Physical system
In physics the word system has a technical meaning, namely, it is the portion of the physical universe chosen for analysis. Everything outside the system is known as the environment, which in analysis is ignored except for its effects on the system. The cut between system and environment is a free choice, generally made to simplify the analysis as much as possible. An isolated system is one which has negligible interaction with its environment.
Often a system in this sense is chosen to correspond to the more usual meaning of system, such as a particular machine. But physical systems are often more esoteric: an atom, the water in a lake, or indeed the water in the left-hand half of a lake can all be considered as physical systems. In the study of quantum decoherence the "system" may refer to the macroscopic properties of an object (e.g. the position of a pendulum bob), while the relevant "environment" may be the internal degrees of freedom, described classically by the pendulum's thermal vibrations.
Complexity in physical systems
The complexity of a physical system is equal to the probability of its being in a particular state vector.
If one considers a classical Newtonian ball situation with a number of perfectly moving physical bodies bouncing off the walls of a container, the system-state probability does not change over time. The entropy of the system changes over time, but the probability of the state vector does not change. One can periodically evaluate the complexity of this system, and the complexity of this system does not change.
In a physical system, a lower probability state vector is equivalent to a higher complexity. A self sustaining low probability state vector allows the physical system to remain in a higher complexity state. The study of such systems as applied to our universe is in its infancy and speculative in nature, but it appears that there are some low probability systems that are able to sustain themselves through time.

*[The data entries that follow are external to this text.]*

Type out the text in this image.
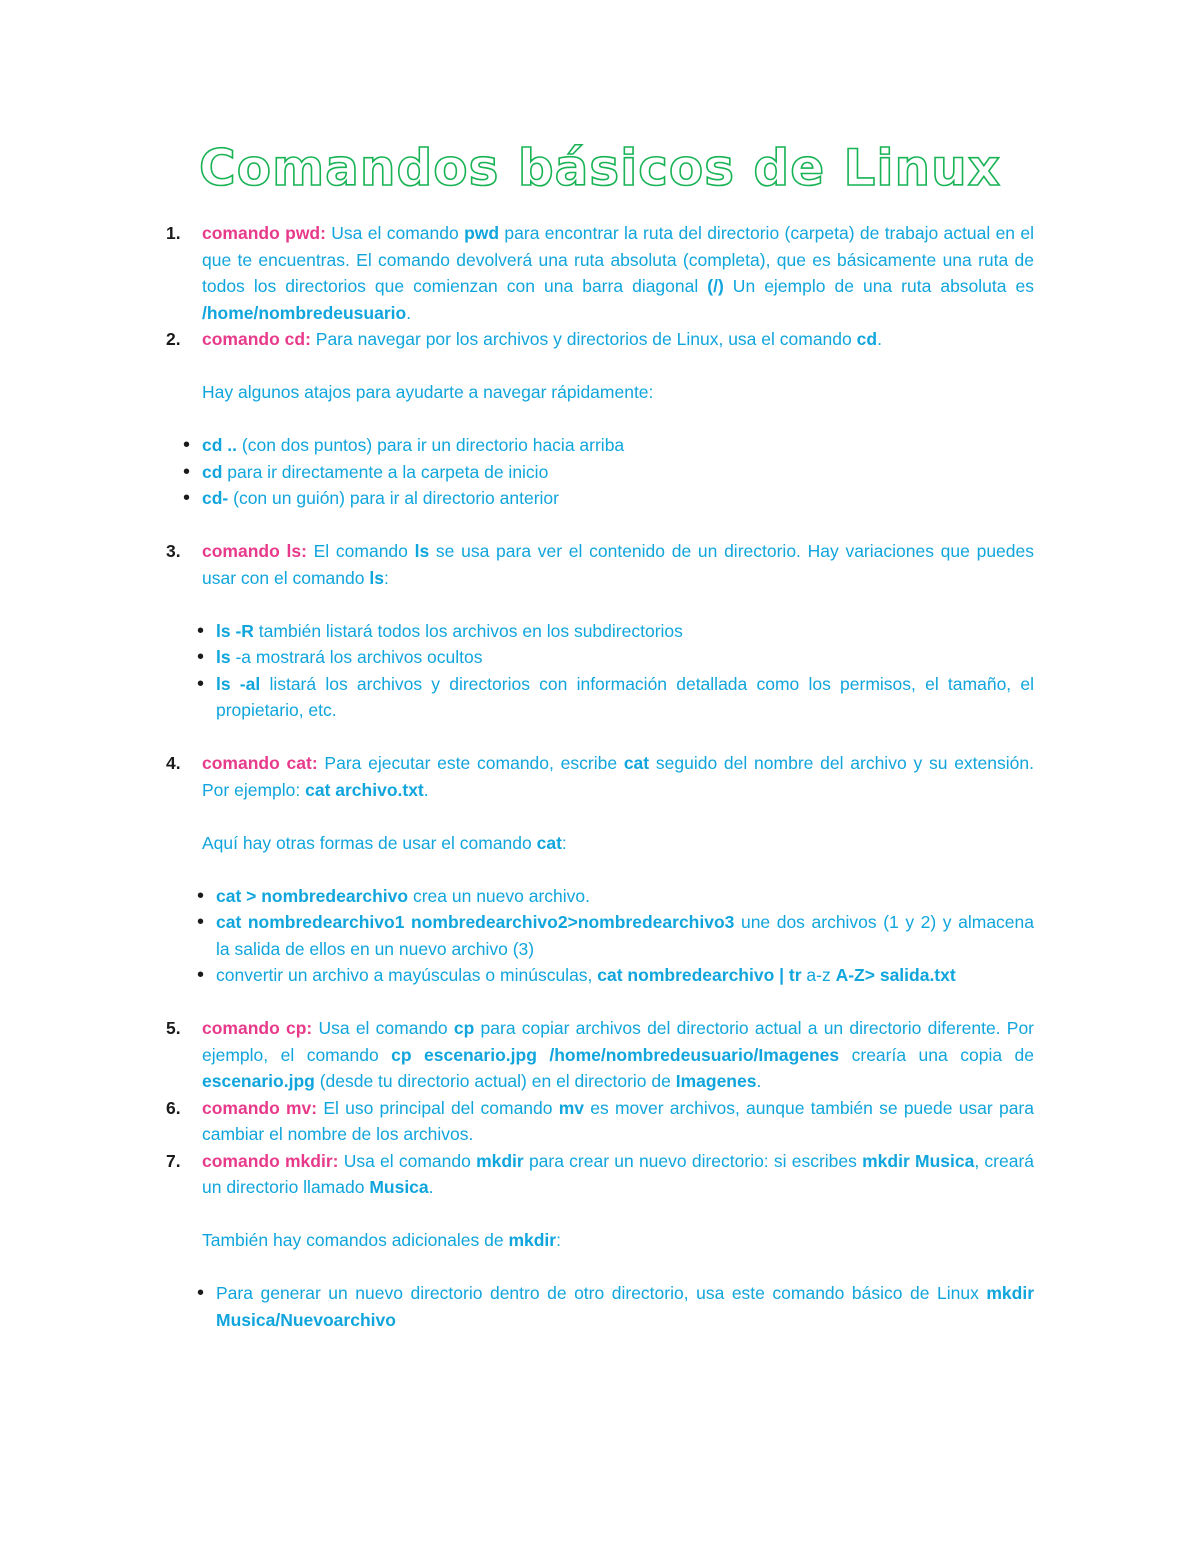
Comandos básicos de Linux
1.	comando pwd: Usa el comando pwd para encontrar la ruta del directorio (carpeta) de trabajo actual en el que te encuentras. El comando devolverá una ruta absoluta (completa), que es básicamente una ruta de todos los directorios que comienzan con una barra diagonal (/) Un ejemplo de una ruta absoluta es /home/nombredeusuario.
2.	comando cd: Para navegar por los archivos y directorios de Linux, usa el comando cd.
Hay algunos atajos para ayudarte a navegar rápidamente:
• cd .. (con dos puntos) para ir un directorio hacia arriba
• cd para ir directamente a la carpeta de inicio
• cd- (con un guión) para ir al directorio anterior
3.	comando ls: El comando ls se usa para ver el contenido de un directorio. Hay variaciones que puedes usar con el comando ls:
• ls -R también listará todos los archivos en los subdirectorios
• ls -a mostrará los archivos ocultos
• ls -al listará los archivos y directorios con información detallada como los permisos, el tamaño, el propietario, etc.
4.	comando cat: Para ejecutar este comando, escribe cat seguido del nombre del archivo y su extensión. Por ejemplo: cat archivo.txt.
Aquí hay otras formas de usar el comando cat:
• cat > nombredearchivo crea un nuevo archivo.
• cat nombredearchivo1 nombredearchivo2>nombredearchivo3 une dos archivos (1 y 2) y almacena la salida de ellos en un nuevo archivo (3)
• convertir un archivo a mayúsculas o minúsculas, cat nombredearchivo | tr a-z A-Z> salida.txt
5.	comando cp: Usa el comando cp para copiar archivos del directorio actual a un directorio diferente. Por ejemplo, el comando cp escenario.jpg /home/nombredeusuario/Imagenes crearía una copia de escenario.jpg (desde tu directorio actual) en el directorio de Imagenes.
6.	comando mv: El uso principal del comando mv es mover archivos, aunque también se puede usar para cambiar el nombre de los archivos.
7.	comando mkdir: Usa el comando mkdir para crear un nuevo directorio: si escribes mkdir Musica, creará un directorio llamado Musica.
También hay comandos adicionales de mkdir:
• Para generar un nuevo directorio dentro de otro directorio, usa este comando básico de Linux mkdir Musica/Nuevoarchivo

In mathematical systems, one can consider the complexity of particular states more easily. For example, if one considers a Turing machine that generates random symbols and then utilizes these symbols as an algorithm to create a new series of symbols, the complexity of the final string of symbols is nearly mathematically equivalent to the minimum size of a string required to produce a larger string on a Turing machine as defined by algorithmic information theory.